Right Livelihood is taken from the Buddhist teaching of the Eightfold Path to Enlightenment. The path of right livelihood means earning your living in a way that does not cause harm to yourself or others.

There is a difference between Life Purpose and Right Livelihood even though they are often understood as the same thing.

Right Livelihood has as much to do with the way you go about your work as it does the with your given profession.

The reason Right Livelihood is so important is that everything we do can either contributes to or detract from our overall wellbeing. The more conscious you are of yourself, the more you will feel the positive and negative effects of your choices.

If you want to help others in their transformation, whether through being a healer or acting as one, your work is limited or strengthened by a multitude of factors that fall under the umbrella of right livelihood.

In general, I look at spiritual concepts as information that help point the way towards riches that we most need to discover. There are many versions of Right Livelihood across religious and spiritual teachings. I make no claim to the correct ones.

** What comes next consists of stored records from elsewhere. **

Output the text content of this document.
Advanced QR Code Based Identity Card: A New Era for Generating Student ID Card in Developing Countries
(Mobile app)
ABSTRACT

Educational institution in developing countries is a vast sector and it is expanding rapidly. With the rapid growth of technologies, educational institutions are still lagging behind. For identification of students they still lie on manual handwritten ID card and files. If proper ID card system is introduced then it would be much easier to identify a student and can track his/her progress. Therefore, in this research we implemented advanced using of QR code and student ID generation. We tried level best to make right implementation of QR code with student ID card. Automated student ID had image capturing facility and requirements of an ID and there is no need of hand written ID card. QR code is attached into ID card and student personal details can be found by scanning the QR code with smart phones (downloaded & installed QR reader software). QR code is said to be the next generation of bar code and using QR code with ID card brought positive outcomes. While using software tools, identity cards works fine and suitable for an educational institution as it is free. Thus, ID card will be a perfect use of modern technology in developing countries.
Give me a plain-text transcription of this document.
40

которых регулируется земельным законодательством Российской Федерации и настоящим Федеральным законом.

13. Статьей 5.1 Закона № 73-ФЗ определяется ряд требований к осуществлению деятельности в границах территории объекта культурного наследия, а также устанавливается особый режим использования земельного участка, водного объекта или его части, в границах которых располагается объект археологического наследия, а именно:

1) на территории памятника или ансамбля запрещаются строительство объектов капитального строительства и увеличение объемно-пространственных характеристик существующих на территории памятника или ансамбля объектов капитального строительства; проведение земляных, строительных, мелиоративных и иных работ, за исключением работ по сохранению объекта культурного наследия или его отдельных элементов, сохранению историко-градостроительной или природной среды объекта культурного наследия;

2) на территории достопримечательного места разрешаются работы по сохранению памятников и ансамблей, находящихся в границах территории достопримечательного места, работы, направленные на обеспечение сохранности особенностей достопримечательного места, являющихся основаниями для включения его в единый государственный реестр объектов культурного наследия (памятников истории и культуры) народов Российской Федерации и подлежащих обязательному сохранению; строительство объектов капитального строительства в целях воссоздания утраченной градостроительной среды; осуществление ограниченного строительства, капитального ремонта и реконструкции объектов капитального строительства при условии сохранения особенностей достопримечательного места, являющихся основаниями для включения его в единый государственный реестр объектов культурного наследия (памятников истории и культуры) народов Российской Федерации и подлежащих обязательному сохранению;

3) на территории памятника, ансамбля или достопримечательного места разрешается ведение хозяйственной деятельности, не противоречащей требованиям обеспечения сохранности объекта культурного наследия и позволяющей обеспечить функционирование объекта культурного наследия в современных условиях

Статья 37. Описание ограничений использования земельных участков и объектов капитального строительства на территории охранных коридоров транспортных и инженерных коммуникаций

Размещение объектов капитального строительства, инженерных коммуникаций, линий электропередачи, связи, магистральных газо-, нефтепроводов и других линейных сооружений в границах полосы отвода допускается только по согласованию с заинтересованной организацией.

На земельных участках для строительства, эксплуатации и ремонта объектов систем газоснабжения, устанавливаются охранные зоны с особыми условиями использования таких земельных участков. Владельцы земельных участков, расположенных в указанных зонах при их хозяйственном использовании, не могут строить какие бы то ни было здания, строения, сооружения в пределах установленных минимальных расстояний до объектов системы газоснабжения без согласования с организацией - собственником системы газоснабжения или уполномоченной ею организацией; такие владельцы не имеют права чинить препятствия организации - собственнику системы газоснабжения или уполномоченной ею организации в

Here are components of the path to Right Livelihood that I think might be useful to you as you move forward in your own pursuit.

Passion:

    Start with something you love, something you feel passionate about. It’s impossible to create Right Livelihood without basing it on something that inspires your soul. We find passion by doing what we love and are excited by. It’s never too late to connect more fully with our passions.

Growth:

    Allow for continual growth. You will change over time. To consistently be on your path to Right Livelihood you will need to define, refine, and redefine your knowledge of yourself to stay true to your path. If you can’t grow in connection to your work, then you might have hit a stumbling block on your path to Right Livelihood. Assess the impact that the lack of growth has on you. Sometimes it’s just a comfortable plateau. Other times, it’s a push towards something new.

Alignment:

    What you do needs to be in alignment with who you are. Just because something worked in a certain way for someone else does not mean it will work for you. Your Right Livelihood depends entirely on who you are, how you are made and what you need to learn.

Harmony:

    Do you feel more or less peaceful as a result of your work? Right Livelihood requires that our work creates an inner sense of wellbeing. That means that even if you do something you love, you can do it in a way that creates a lot of distress. If you take the wrong approach to your passion, you’ll wind up feeling stuck. Likewise if you do something that you do not feel good about, you may suffer a sense of restlessness that you need to attend to.

Balance:

    Our work benefits from balance between our effort and our reward. Balance between our time at work and our time on other activities. When we get out of balance we lose our ability to function optimally.

Positive Impact:

    It’s not Right Livelihood if it negatively effects others. I’m not talking about a bad day every once in awhile. I’m talking about the small and not-so-small negative impact that your work has on the world. Do you run a sweatshop, underpay people or dump toxic waste in the river? Or, does the organization you work for underpay people, run a sweatshop, or dump waste into the river? These are extreme examples, but more often than not our work has negative impacts on the world. Are you doing your best to make yours impact as positive as possible?

Take a moment to reflect on where you are on your path to creating Right Livelihood. What is something you can do to advance your growth in this area?